An innovative prostate procedure that rebuilds your quality of life

Are you aware of Benign Prostatic Hyperplasia (BPH) and what it is?

Benign Prostatic Hyperplasia (BPH) is a condition in which the prostate grows larger than it should. There are several treatments available to treat the condition. They never cause trouble to men throughout their lives. Unfortunately, now men have to use the toilet every night, sometimes even twice in a night. It’s likely that these nightly bathroom runs are the first sign of an enlarged prostate for most men.

Dribbling, leaking, and trouble starting a stream of urine are other possible symptoms. As with gray hair, doctors say an enlarged prostate is a natural by-product of aging. The problem is that nightly trips to the restroom become more frequent and in the end becoming a daytime routine.

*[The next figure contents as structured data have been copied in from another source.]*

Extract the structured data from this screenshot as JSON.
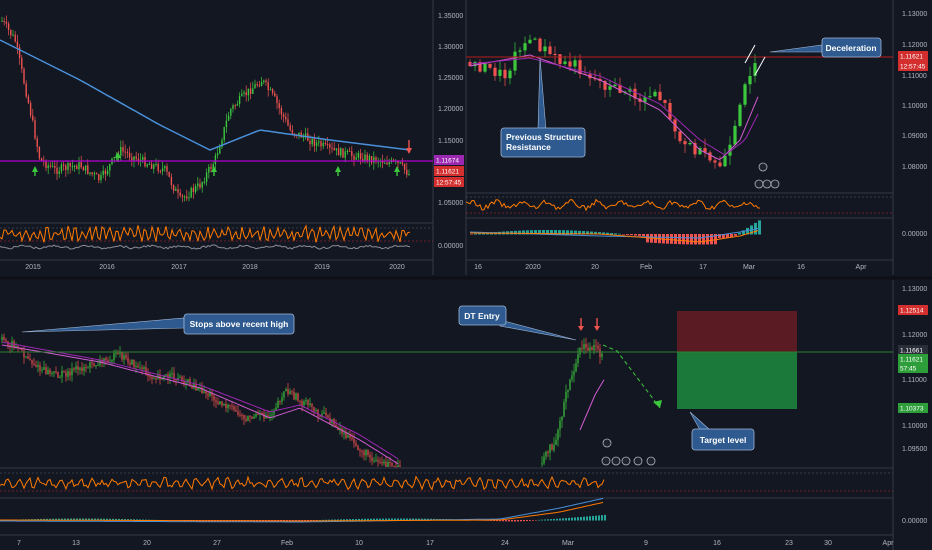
{
  "colors": {
    "background": "#131722",
    "bull": "#26a69a",
    "bull_bright": "#3cc83c",
    "bear": "#ef5350",
    "bear_dark": "#c62828",
    "ma_blue": "#4a90d9",
    "ma_pink": "#d05bd0",
    "ma_purple": "#9c27b0",
    "oscillator": "#ff7a00",
    "callout": "#2e5a8f",
    "level_line_purple": "#b000d0",
    "level_line_red": "#b71c1c",
    "entry_line_green": "#2e7d32",
    "stop_zone": "#5a1c22",
    "target_zone": "#1b7a3a"
  },
  "panels": {
    "weekly": {
      "price_axis": [
        "1.35000",
        "1.30000",
        "1.25000",
        "1.20000",
        "1.15000",
        "1.10000",
        "1.05000",
        "0.00000"
      ],
      "date_axis": [
        "2015",
        "2016",
        "2017",
        "2018",
        "2019",
        "2020"
      ],
      "tags": [
        {
          "label": "1.11674",
          "color": "#9c27b0"
        },
        {
          "label": "1.11621",
          "color": "#d32f2f"
        },
        {
          "label": "12:57:45",
          "color": "#d32f2f"
        }
      ]
    },
    "daily": {
      "price_axis": [
        "1.13000",
        "1.12000",
        "1.11000",
        "1.10000",
        "1.09000",
        "1.08000",
        "0.00000"
      ],
      "date_axis": [
        "16",
        "2020",
        "20",
        "Feb",
        "17",
        "Mar",
        "16",
        "Apr"
      ],
      "tags": [
        {
          "label": "1.11621",
          "color": "#d32f2f"
        },
        {
          "label": "12:57:45",
          "color": "#d32f2f"
        }
      ],
      "callouts": {
        "resistance": "Previous Structure Resistance",
        "deceleration": "Deceleration"
      }
    },
    "intraday": {
      "price_axis": [
        "1.13000",
        "1.12000",
        "1.11000",
        "1.10000",
        "1.09500",
        "0.00000"
      ],
      "date_axis": [
        "7",
        "13",
        "20",
        "27",
        "Feb",
        "10",
        "17",
        "24",
        "Mar",
        "9",
        "16",
        "23",
        "30",
        "Apr"
      ],
      "tags": [
        {
          "label": "1.12514",
          "color": "#d32f2f"
        },
        {
          "label": "1.11661",
          "color": "#2a2e39"
        },
        {
          "label": "1.11621",
          "color": "#2e9e3a"
        },
        {
          "label": "57:45",
          "color": "#2e9e3a"
        },
        {
          "label": "1.10373",
          "color": "#2e9e3a"
        }
      ],
      "callouts": {
        "stops": "Stops above recent high",
        "entry": "DT Entry",
        "target": "Target level"
      }
    }
  },
  "trade_levels": {
    "stop": 1.12514,
    "entry": 1.11661,
    "target": 1.10373,
    "last": 1.11621
  },
  "chart_data": [
    {
      "type": "line",
      "x": [
        "2015",
        "2016",
        "2017",
        "2018",
        "2019",
        "2020"
      ],
      "series": [
        {
          "values": [
            1.21,
            1.09,
            1.04,
            1.23,
            1.14,
            1.1
          ]
        }
      ],
      "ylim": [
        1.03,
        1.36
      ]
    },
    {
      "type": "line",
      "x": [
        "16",
        "2020",
        "20",
        "Feb",
        "17",
        "Mar"
      ],
      "series": [
        {
          "values": [
            1.113,
            1.116,
            1.109,
            1.1,
            1.08,
            1.116
          ]
        }
      ],
      "ylim": [
        1.075,
        1.131
      ]
    },
    {
      "type": "line",
      "x": [
        "7",
        "13",
        "20",
        "27",
        "Feb",
        "10",
        "17",
        "24",
        "Mar"
      ],
      "series": [
        {
          "values": [
            1.116,
            1.111,
            1.11,
            1.103,
            1.108,
            1.097,
            1.082,
            1.079,
            1.117
          ]
        }
      ],
      "ylim": [
        1.09,
        1.131
      ]
    }
  ]
}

There are several names for this condition – enlarged prostate, benign prostate hyperplasia, and so on. Men over 50 are most likely to experience prostate enlargement. The American Urological Association (AUA) reports that more than half of men have BPH by the age of 60, and 90% by the age of 85.

The Causes and Symptoms of Enlarged Prostate

The urethra is the passage through which urine flows from the bladder in men. A benign (noncancerous) increase in prostate size that blocks urine flow through the urethra is called BPH. As the prostate cells multiply, they enlarge, placing pressure on the urethra, the tube through which urine and semen leave the body. Urine has to be pushed through the body more forcefully as the urethra narrows.

The bladder muscle becomes stronger, thicker, and more sensitive over time; it starts contracting even when it contains small amounts of urine, causing frequent urination. Eventually, the muscle in the bladder cannot overcome the narrowed urethra, so urine remains in the bladder and cannot be completely discharged.

These are some of the symptoms of an enlarged prostate:

  • Struggling to urinate
  • Starting to urinate is difficult
  • Frequently urinating
  • Minutes after urinating, returning to urinate again
  • Insufficiency or slowness of urination
  • An incomplete bladder emptying feeling
  • Urination urgency
  • Frequent urination during the night
  • An irregular urinary stream
  • Urine drips continuously

Infections of the urinary tract can develop if the bladder doesn’t empty completely. In addition to bladder stones, blood in the urine, incontinence, and acute urinary retention (an inability to urinate), other serious problems can develop over time. If you suddenly become unable to urinate, see your doctor right away. It is possible for bladder and/or kidney damage to develop from BPH in rare cases.

How do you deal with your enlarged prostate?

Men often put up with an enlarged prostate for months or even years before consulting a physician. Sometimes situations aren’t as obvious as they seem. When men start having urinary issues, it’s hard to figure out what’s causing them.

A doctor should be consulted if anything changes, since bladder cancer, stones, and prostate cancer can occur. After making sure nothing more serious is going on, BPH is often diagnosed as an exclusion diagnosis.

Individuals differ greatly in their prostate growth and the problems they encounter as a result. It varies from person to person.

Options for treating BPH

It is not the end of the world if you have BPH. Take action right now without any delay to avoid problems in the future. You may develop a urinary tract infection, acute urinary retention, and kidney and bladder stones if you do not treat BPH. Serious cases can even result in kidney damage.

Medication and surgery are both available as treatment options. Several factors will be considered by you and your physician.

An innovative prostate procedure at RJIR

Dr. Rotimi Johnson, while he was an Interventional Radiologist with St. Louis University Hospital performed one of the first prostate artery embolization and helped to develop an innovative prostate procedure. Despite the fact that Johnson had performed the procedure on other organs at the hospital, but not on a prostate gland, Medicare paid for the procedure. Since then Medicare has added it to one of their paid procedures but it is still not widely available.

Using an instrument inserted into the groin or wrist, tiny beads about “10 times the size of a red blood cell” are inserted into the tiny blood vessels that feed the prostate. The gland shrinks when it loses its blood supply. Embolization of BPH is a new application of beads to block blood flow. Hence, clinical trials are needed for it to be more effective.

As a result of this method, researchers have seen results more quickly than expected. Interventional radiologists are excited to learn about a less complicated route to the embolization option for BPH that may be available in the future. Hopefully, we will be able to offer a less complicated procedure for embolization in a few years.